Pollitz agreed, but said there are other ways to assess a library’s impact on student learning.
“Yes, when we report our numbers to the government, it won’t look as good to the Association of Research Libraries, but in the end, it’s how we serve our students in all of the ways that we serve our students. We have a very vibrant interlibrary loan program. … So we’re always looking for other means to make things as good or even better, even in times of tough budget battles,” Pollitz said.
Susan Tulis, associate dean for information services, said she has received about seven to 10 emailed complaints about the library’s decision to close on Saturdays, mainly from students simply wanting a quiet place to study.
The first-floor common area near the coffee shop will remain open on Saturdays from noon to 4 p.m., offering students a study space and access to a computer lab.
“It’s not the preferred way to study in the library, because people have their own spots that they like to go to, and so that’s an inconvenience. But we looked at that and we thought that that would be the least impact on our students,” Pollitz said.

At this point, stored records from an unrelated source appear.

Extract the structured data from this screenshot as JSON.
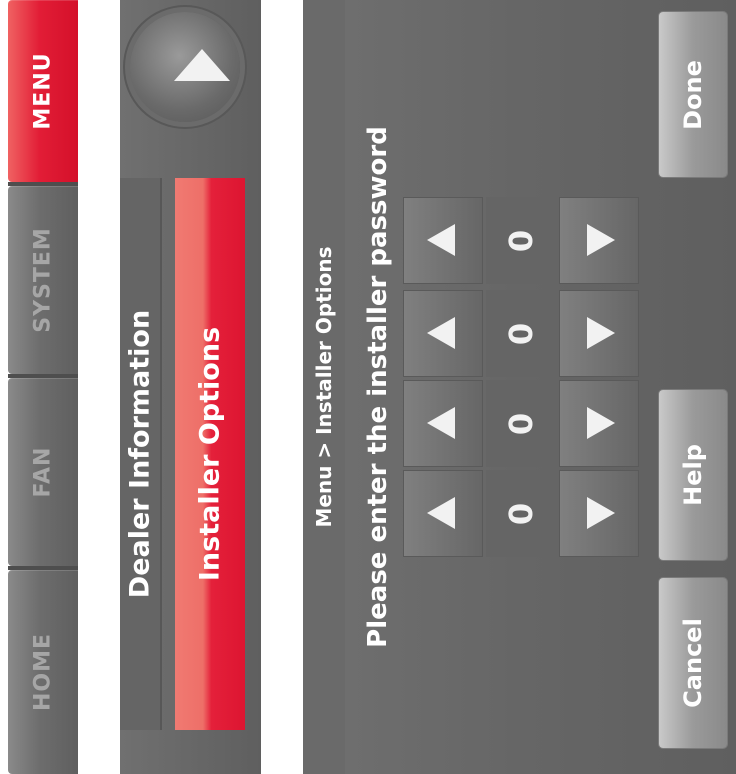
{
  "nav": {
    "tabs": [
      {
        "label": "HOME",
        "active": false
      },
      {
        "label": "FAN",
        "active": false
      },
      {
        "label": "SYSTEM",
        "active": false
      },
      {
        "label": "MENU",
        "active": true
      }
    ]
  },
  "menu": {
    "items": [
      {
        "label": "Dealer Information"
      },
      {
        "label": "Installer Options",
        "selected": true
      }
    ]
  },
  "password_screen": {
    "breadcrumb": "Menu > Installer Options",
    "prompt": "Please enter the installer password",
    "digits": [
      "0",
      "0",
      "0",
      "0"
    ],
    "buttons": {
      "cancel": "Cancel",
      "help": "Help",
      "done": "Done"
    }
  },
  "colors": {
    "accent": "#e21d36",
    "panel": "#666666",
    "text": "#ffffff"
  }
}
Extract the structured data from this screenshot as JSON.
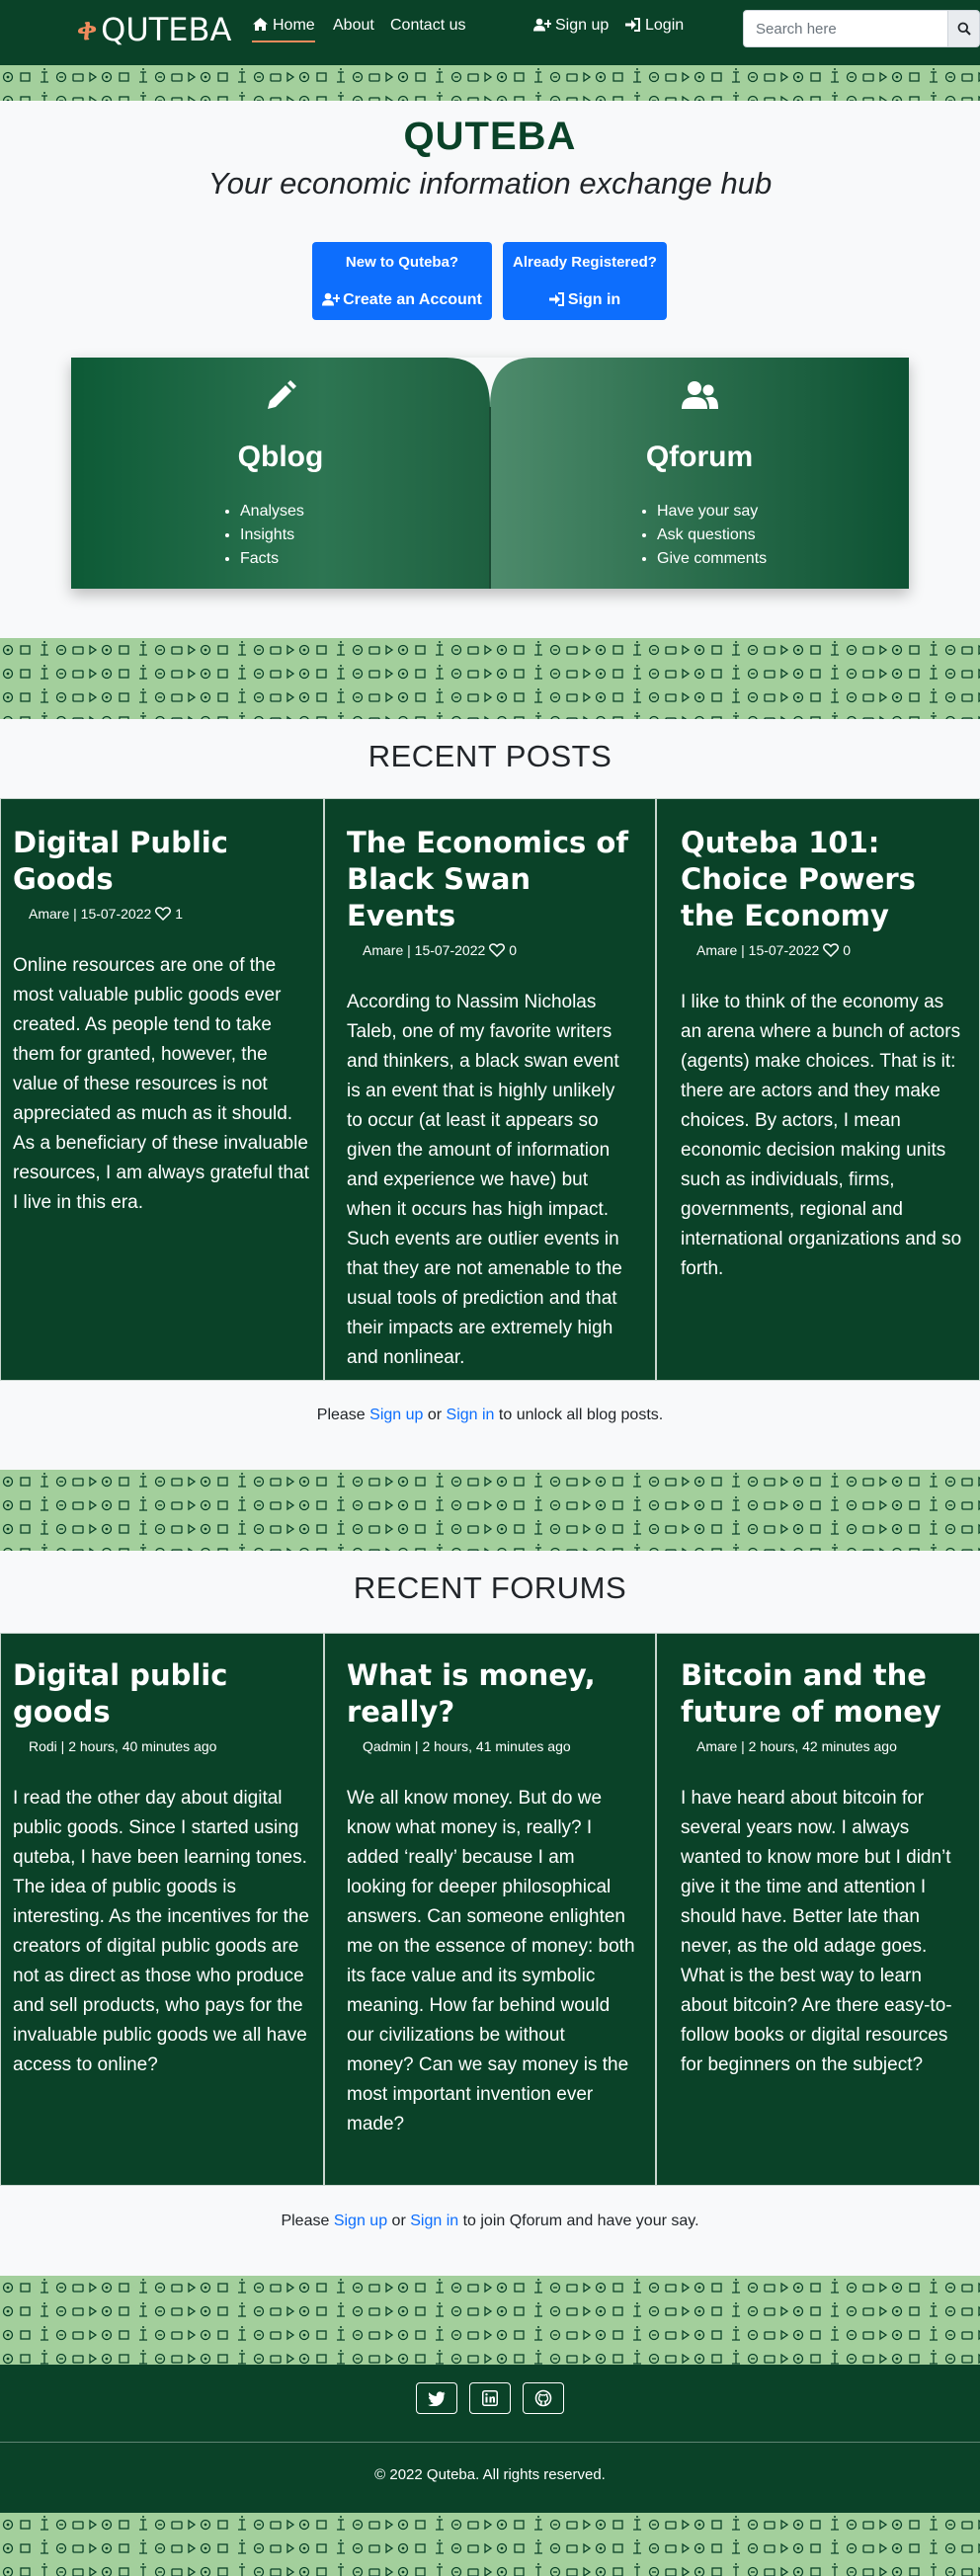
{
  "nav": {
    "brand": "QUTEBA",
    "logo_glyph": "ቀ",
    "links": [
      "Home",
      "About",
      "Contact us"
    ],
    "signup": "Sign up",
    "login": "Login",
    "search_placeholder": "Search here"
  },
  "hero": {
    "title": "QUTEBA",
    "subtitle": "Your economic information exchange hub",
    "cta_new": {
      "line1": "New to Quteba?",
      "line2": "Create an Account"
    },
    "cta_registered": {
      "line1": "Already Registered?",
      "line2": "Sign in"
    }
  },
  "book": {
    "left": {
      "title": "Qblog",
      "items": [
        "Analyses",
        "Insights",
        "Facts"
      ]
    },
    "right": {
      "title": "Qforum",
      "items": [
        "Have your say",
        "Ask questions",
        "Give comments"
      ]
    }
  },
  "recent_posts": {
    "heading": "RECENT POSTS",
    "posts": [
      {
        "title": "Digital Public Goods",
        "author": "Amare",
        "date": "15-07-2022",
        "likes": "1",
        "excerpt": "Online resources are one of the most valuable public goods ever created. As people tend to take them for granted, however, the value of these resources is not appreciated as much as it should. As a beneficiary of these invaluable resources, I am always grateful that I live in this era."
      },
      {
        "title": "The Economics of Black Swan Events",
        "author": "Amare",
        "date": "15-07-2022",
        "likes": "0",
        "excerpt": "According to Nassim Nicholas Taleb, one of my favorite writers and thinkers, a black swan event is an event that is highly unlikely to occur (at least it appears so given the amount of information and experience we have) but when it occurs has high impact. Such events are outlier events in that they are not amenable to the usual tools of prediction and that their impacts are extremely high and nonlinear."
      },
      {
        "title": "Quteba 101: Choice Powers the Economy",
        "author": "Amare",
        "date": "15-07-2022",
        "likes": "0",
        "excerpt": "I like to think of the economy as an arena where a bunch of actors (agents) make choices. That is it: there are actors and they make choices. By actors, I mean economic decision making units such as individuals, firms, governments, regional and international organizations and so forth."
      }
    ],
    "note": {
      "before": "Please ",
      "signup": "Sign up",
      "mid": " or ",
      "signin": "Sign in",
      "after": " to unlock all blog posts."
    }
  },
  "recent_forums": {
    "heading": "RECENT FORUMS",
    "forums": [
      {
        "title": "Digital public goods",
        "author": "Rodi",
        "time": "2 hours, 40 minutes ago",
        "excerpt": "I read the other day about digital public goods. Since I started using quteba, I have been learning tones. The idea of public goods is interesting. As the incentives for the creators of digital public goods are not as direct as those who produce and sell products, who pays for the invaluable public goods we all have access to online?"
      },
      {
        "title": "What is money, really?",
        "author": "Qadmin",
        "time": "2 hours, 41 minutes ago",
        "excerpt": "We all know money. But do we know what money is, really? I added ‘really’ because I am looking for deeper philosophical answers. Can someone enlighten me on the essence of money: both its face value and its symbolic meaning. How far behind would our civilizations be without money? Can we say money is the most important invention ever made?"
      },
      {
        "title": "Bitcoin and the future of money",
        "author": "Amare",
        "time": "2 hours, 42 minutes ago",
        "excerpt": "I have heard about bitcoin for several years now. I always wanted to know more but I didn’t give it the time and attention I should have. Better late than never, as the old adage goes. What is the best way to learn about bitcoin? Are there easy-to-follow books or digital resources for beginners on the subject?"
      }
    ],
    "note": {
      "before": "Please ",
      "signup": "Sign up",
      "mid": " or ",
      "signin": "Sign in",
      "after": " to join Qforum and have your say."
    }
  },
  "footer": {
    "social_icons": [
      "twitter-icon",
      "linkedin-icon",
      "github-icon"
    ],
    "copyright": "© 2022 Quteba. All rights reserved."
  },
  "colors": {
    "primary_green": "#0a4228",
    "pattern_green": "#a3cf9c",
    "accent_orange": "#f08b5c",
    "button_blue": "#0d6efd"
  }
}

“We’re a major university. Should we be open on Saturdays? Absolutely. But we’ve lost positions and we’ve lost money. So it’s a very hard decision, but that was what we opted to go with. Would we prefer that we were open? Yeah, but somebody’s got to come up with the money and give me the permission to fill a position,” Tulis said.
A list of the journal cancellations is available at libguides.lib.siu.edu/2018MLcancels.